My logic is, if we did not see any watch dog errors in 2009, 2010, and 2011, then I assume maybe we did not have a MAX’ed out CPU Usage. This year, we see the CPU usage hit 100%, then we see the watch dog errors fill the screen, and teleop disables, and the robot shudders to a stop when we have too much loaded in the CRIO. (Which bty the way isn’t much code at all… compared to the past robots. And if you wanna see the past robots, click the link at the bottom of the screen to the repository. The only time we used vision was 2009 and that robot was fine.

BTY, that’s a great tool who ever designed this CPU, latency and charts, thanks for giving us the chart trends to see this information…who ever you are. Thank you.

There is a function called “spy” which one can run on the cRIO console. It will print CPU usage by task every 10 seconds. There is a problem with the spy utility though, it uses the auxiliary clock library in the OS to profile the system and I’m not sure if NI uses that timer/clock library for anything else - next time I am in our lab I will check. There is also a remote display of the nearly the same information when using Workbench in debug mode.

The watchdog goes off if it does not get “petted” regularly and the FRC comms code interprets this as a dangerous condition (thus the disabling of motors etc). 100% CPU usage is not a good sign but it does not automatically mean something is wrong. If the watchdog is going off you could being doing too much work serially (one right after another) in between messages from the DS. Try parallelizing your activities and prioritizing the comms with the DS. The watchdog alarms should go away and you’ll be giving the camera all the “left over” time. Then slow down and/or simplify the camera code till utilization drops just below 100%.

HTH

The CPU just barely hitting 100% will not cause watchdog/motor safety errors on its own. Consider a simplified example where you run a single loop every 20 ms. If the loop takes 10 ms to run it will take 50% of the CPU. If it takes 20ms, it will use 100% of the CPU. The default value for a motor safety is 100ms, so it won’t be until your loop takes more then 100ms that you will see a motor safety problem. I believe the system watchdog is even longer then that.

It gets a lot more complicated when you have multiple loops involved like the framework code. However, even this year, we’ve definitely had the CPU at 100% without watchdog/motor safety errors.

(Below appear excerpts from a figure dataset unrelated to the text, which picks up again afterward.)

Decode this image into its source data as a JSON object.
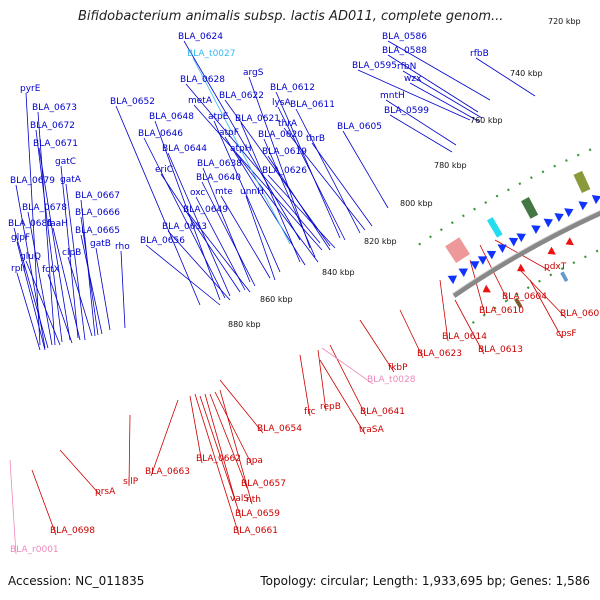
{
  "title": "Bifidobacterium animalis subsp. lactis AD011, complete genom...",
  "footer": {
    "accession": "Accession: NC_011835",
    "summary": "Topology: circular; Length: 1,933,695 bp; Genes: 1,586"
  },
  "colors": {
    "forward_label": "#0000cc",
    "reverse_label": "#cc0000",
    "trna_label": "#33bbee",
    "rrna_label": "#ee88bb",
    "backbone": "#888888"
  },
  "kbp_marks": [
    "720 kbp",
    "740 kbp",
    "760 kbp",
    "780 kbp",
    "800 kbp",
    "820 kbp",
    "840 kbp",
    "860 kbp",
    "880 kbp"
  ],
  "labels": {
    "forward": [
      "BLA_0624",
      "argS",
      "BLA_0628",
      "metA",
      "BLA_0622",
      "BLA_0612",
      "lysA",
      "BLA_0611",
      "thrA",
      "thrB",
      "BLA_0605",
      "atpE",
      "BLA_0621",
      "atpF",
      "BLA_0620",
      "atpH",
      "BLA_0619",
      "BLA_0626",
      "BLA_0638",
      "BLA_0640",
      "mte",
      "unnH",
      "oxc",
      "BLA_0649",
      "BLA_0653",
      "BLA_0656",
      "eriC",
      "BLA_0644",
      "BLA_0646",
      "BLA_0648",
      "BLA_0652",
      "pyrE",
      "BLA_0673",
      "BLA_0672",
      "BLA_0671",
      "gatC",
      "gatA",
      "BLA_0679",
      "BLA_0667",
      "BLA_0678",
      "BLA_0666",
      "BLA_0681",
      "faaH",
      "BLA_0665",
      "glpF",
      "clpB",
      "gatB",
      "rho",
      "gluQ",
      "fctX",
      "rplI",
      "BLA_0586",
      "BLA_0588",
      "rfbB",
      "BLA_0595",
      "rfbN",
      "wzx",
      "mntH",
      "BLA_0599"
    ],
    "trna_forward": [
      "BLA_t0027"
    ],
    "reverse": [
      "pdxT",
      "BLA_0604",
      "BLA_0602",
      "BLA_0610",
      "cpsF",
      "BLA_0614",
      "BLA_0613",
      "BLA_0623",
      "fkbP",
      "BLA_0641",
      "repB",
      "frc",
      "traSA",
      "BLA_0654",
      "BLA_0663",
      "BLA_0662",
      "ppa",
      "BLA_0657",
      "nth",
      "valS",
      "BLA_0659",
      "BLA_0661",
      "silP",
      "prsA",
      "BLA_0698"
    ],
    "trna_reverse": [
      "BLA_t0028"
    ],
    "rrna": [
      "BLA_r0001"
    ]
  }
}
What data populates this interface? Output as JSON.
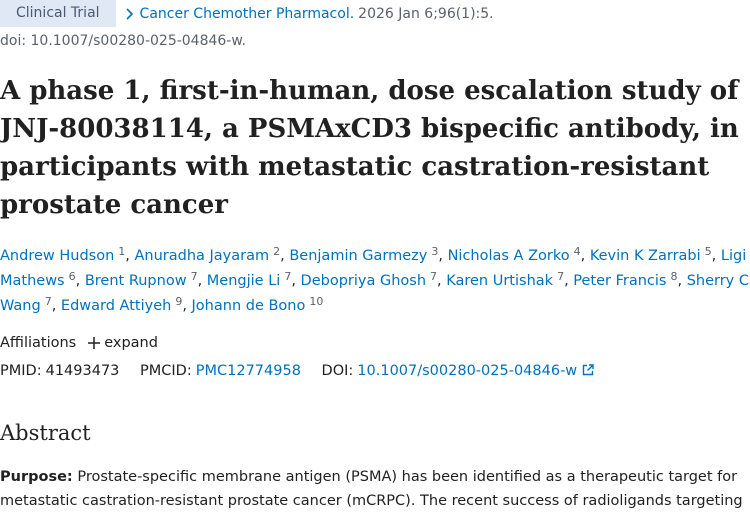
{
  "header": {
    "badge": "Clinical Trial",
    "journal": "Cancer Chemother Pharmacol.",
    "citation": "2026 Jan 6;96(1):5.",
    "doi_line": "doi: 10.1007/s00280-025-04846-w."
  },
  "title": "A phase 1, first-in-human, dose escalation study of JNJ-80038114, a PSMAxCD3 bispecific antibody, in participants with metastatic castration-resistant prostate cancer",
  "author_separator": ",",
  "authors": [
    {
      "name": "Andrew Hudson",
      "aff": "1"
    },
    {
      "name": "Anuradha Jayaram",
      "aff": "2"
    },
    {
      "name": "Benjamin Garmezy",
      "aff": "3"
    },
    {
      "name": "Nicholas A Zorko",
      "aff": "4"
    },
    {
      "name": "Kevin K Zarrabi",
      "aff": "5"
    },
    {
      "name": "Ligi Mathews",
      "aff": "6"
    },
    {
      "name": "Brent Rupnow",
      "aff": "7"
    },
    {
      "name": "Mengjie Li",
      "aff": "7"
    },
    {
      "name": "Debopriya Ghosh",
      "aff": "7"
    },
    {
      "name": "Karen Urtishak",
      "aff": "7"
    },
    {
      "name": "Peter Francis",
      "aff": "8"
    },
    {
      "name": "Sherry C Wang",
      "aff": "7"
    },
    {
      "name": "Edward Attiyeh",
      "aff": "9"
    },
    {
      "name": "Johann de Bono",
      "aff": "10"
    }
  ],
  "affiliations": {
    "label": "Affiliations",
    "expand": "expand"
  },
  "identifiers": {
    "pmid_label": "PMID:",
    "pmid": "41493473",
    "pmcid_label": "PMCID:",
    "pmcid": "PMC12774958",
    "doi_label": "DOI:",
    "doi": "10.1007/s00280-025-04846-w"
  },
  "abstract": {
    "heading": "Abstract",
    "purpose_label": "Purpose:",
    "purpose_text": "Prostate-specific membrane antigen (PSMA) has been identified as a therapeutic target for metastatic castration-resistant prostate cancer (mCRPC). The recent success of radioligands targeting"
  }
}
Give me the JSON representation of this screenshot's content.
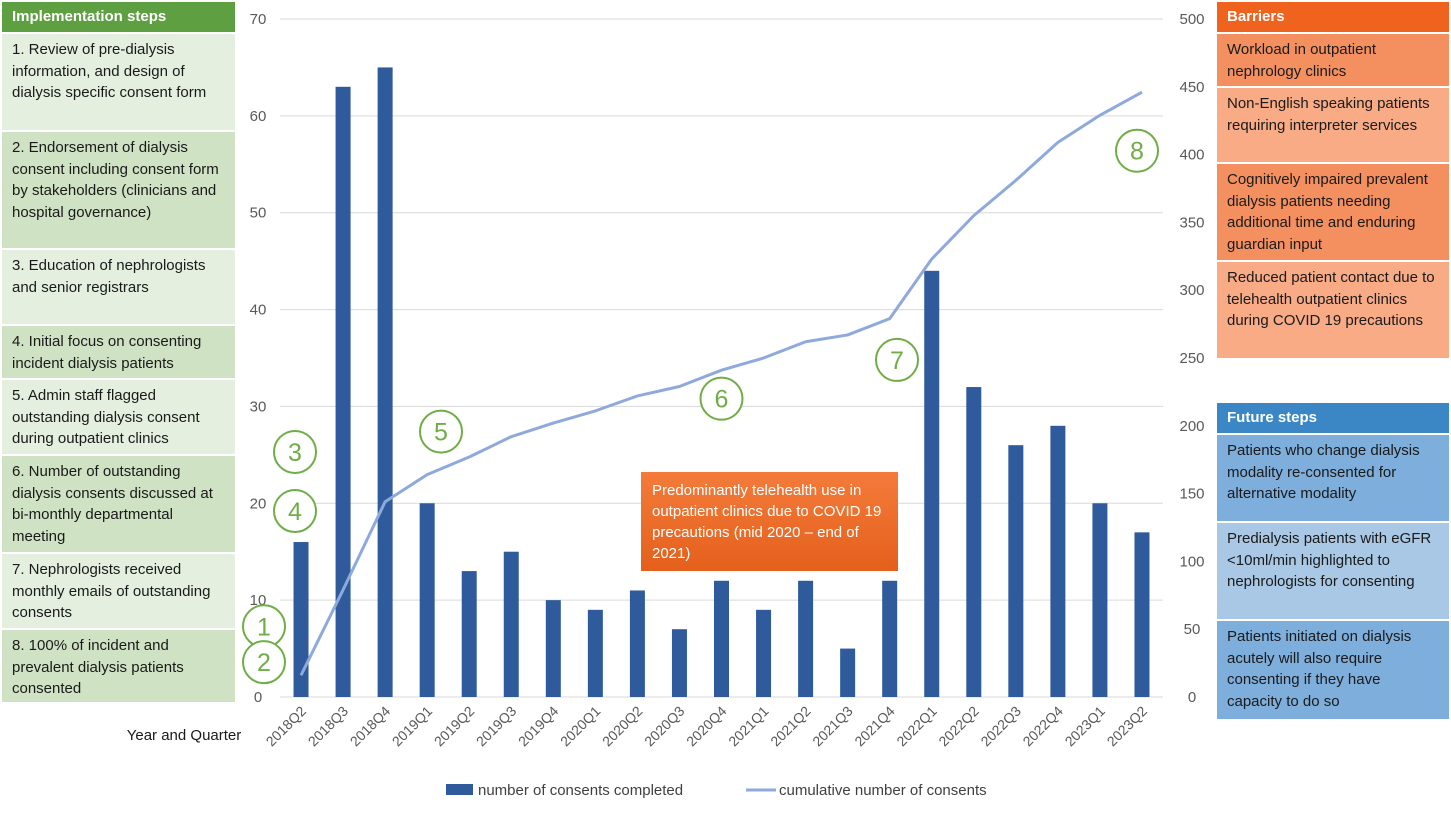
{
  "implementation": {
    "header": "Implementation steps",
    "steps": [
      "1. Review of pre-dialysis information, and design of dialysis specific consent form",
      "2. Endorsement of dialysis consent including consent form by stakeholders (clinicians and hospital governance)",
      "3. Education of nephrologists and senior registrars",
      "4. Initial focus on consenting incident dialysis patients",
      "5. Admin staff flagged outstanding dialysis consent during outpatient clinics",
      "6. Number of outstanding dialysis consents discussed at bi-monthly departmental meeting",
      "7. Nephrologists received monthly emails of outstanding consents",
      "8. 100% of incident and prevalent dialysis patients consented"
    ]
  },
  "barriers": {
    "header": "Barriers",
    "items": [
      "Workload in outpatient nephrology clinics",
      "Non-English speaking patients requiring interpreter services",
      "Cognitively impaired prevalent dialysis patients needing additional time and enduring guardian input",
      "Reduced patient contact due to telehealth outpatient clinics during COVID 19 precautions"
    ],
    "colors": [
      "#f4905f",
      "#f8ab85",
      "#f4905f",
      "#f8ab85"
    ]
  },
  "future": {
    "header": "Future steps",
    "items": [
      "Patients who change dialysis modality re-consented for alternative modality",
      "Predialysis patients with eGFR <10ml/min highlighted to nephrologists for consenting",
      "Patients initiated on dialysis acutely will also require consenting if they have capacity to do so"
    ]
  },
  "annotation": "Predominantly telehealth use in outpatient clinics due to COVID 19 precautions (mid 2020 – end of 2021)",
  "chart_data": {
    "type": "bar",
    "xlabel": "Year and Quarter",
    "categories": [
      "2018Q2",
      "2018Q3",
      "2018Q4",
      "2019Q1",
      "2019Q2",
      "2019Q3",
      "2019Q4",
      "2020Q1",
      "2020Q2",
      "2020Q3",
      "2020Q4",
      "2021Q1",
      "2021Q2",
      "2021Q3",
      "2021Q4",
      "2022Q1",
      "2022Q2",
      "2022Q3",
      "2022Q4",
      "2023Q1",
      "2023Q2"
    ],
    "series": [
      {
        "name": "number of consents completed",
        "type": "bar",
        "axis": "left",
        "color": "#2f5b9c",
        "values": [
          16,
          63,
          65,
          20,
          13,
          15,
          10,
          9,
          11,
          7,
          12,
          9,
          12,
          5,
          12,
          44,
          32,
          26,
          28,
          20,
          17
        ]
      },
      {
        "name": "cumulative number of consents",
        "type": "line",
        "axis": "right",
        "color": "#8ea9db",
        "values": [
          16,
          79,
          144,
          164,
          177,
          192,
          202,
          211,
          222,
          229,
          241,
          250,
          262,
          267,
          279,
          323,
          355,
          381,
          409,
          429,
          446
        ]
      }
    ],
    "ylim_left": [
      0,
      70
    ],
    "ylim_right": [
      0,
      500
    ],
    "yticks_left": [
      0,
      10,
      20,
      30,
      40,
      50,
      60,
      70
    ],
    "yticks_right": [
      0,
      50,
      100,
      150,
      200,
      250,
      300,
      350,
      400,
      450,
      500
    ],
    "grid": true,
    "legend_position": "bottom",
    "markers": [
      {
        "label": "1",
        "category": "2018Q2",
        "value_left": 7.3
      },
      {
        "label": "2",
        "category": "2018Q2",
        "value_left": 3.6
      },
      {
        "label": "3",
        "category": "2018Q2",
        "value_left": 25.3
      },
      {
        "label": "4",
        "category": "2018Q2",
        "value_left": 19.2
      },
      {
        "label": "5",
        "category": "2019Q2",
        "value_left": 27.4
      },
      {
        "label": "6",
        "category": "2020Q4",
        "value_left": 30.8
      },
      {
        "label": "7",
        "category": "2021Q4",
        "value_left": 34.8
      },
      {
        "label": "8",
        "category": "2023Q1",
        "value_left": 56.4
      }
    ],
    "marker_color": "#70ad47"
  }
}
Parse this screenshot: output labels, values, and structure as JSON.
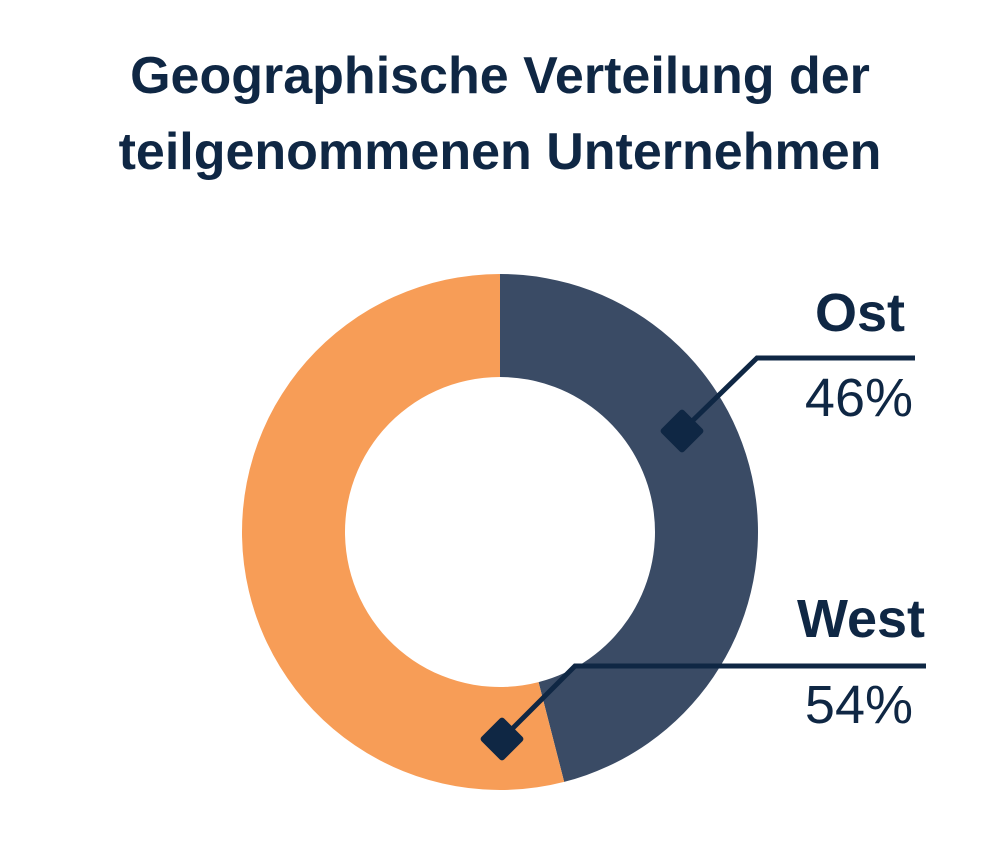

ASPCA would be happy to know you are petting your watchdog rather than kicking it.
*
*

My role here is to balance that equation. What’s the opposite of “power user?” :stuck_out_tongue:

Yes, just as you can put a laptop (or even a desktop, I suppose) onto the robot as an auxiliary processor, under [R65]. But remember [R52] applies here as well.

One thing i have noticed when running the code is that sending the data to the dashboard using the default code takes up alot of CPU resources. It the past when i have deleted that it freed up between 10 and 20% of the cpu resources. I havent tried it with this years code or the new Crio’s. I will try this tomorrow when i get access to our robots.

We take over that default operation with our own dashboard sending code and send the data less often, more often than 10Hz is of questionable value

Last year we had so little code we sent it every teleop period, and it worked, but this year i know that will not be possible because of the amount of stuff we have to have. We will have to test how often we can send our dashboard, or we might not have it at all.

Adding some code to my test project, when I was demonstrating for a local team, I kept killing the cRIO. (BTW the DoS bug in the network stack still exists.) I had to add some careful performance controls in my code to keep the CPU utilization down. (Partially my fault to begin with.) I was running between 65-75% CPU on the cRIO with nearly default code.

Previous years have not be a whole lot better, and normally saw these utilization numbers for most LabVIEW projects. The Vision loop was the worse, normally consuming whatever was remaining of the cRIO. The performance monitoring in LabVIEW is very useful in tracking down problems. A built project, running at start-up should take a bit less resources then just hitting the run button, since it is not running in debug mode.

PS. During my testing the other night, I saw some interesting metrics. I will have to dive into it tonight.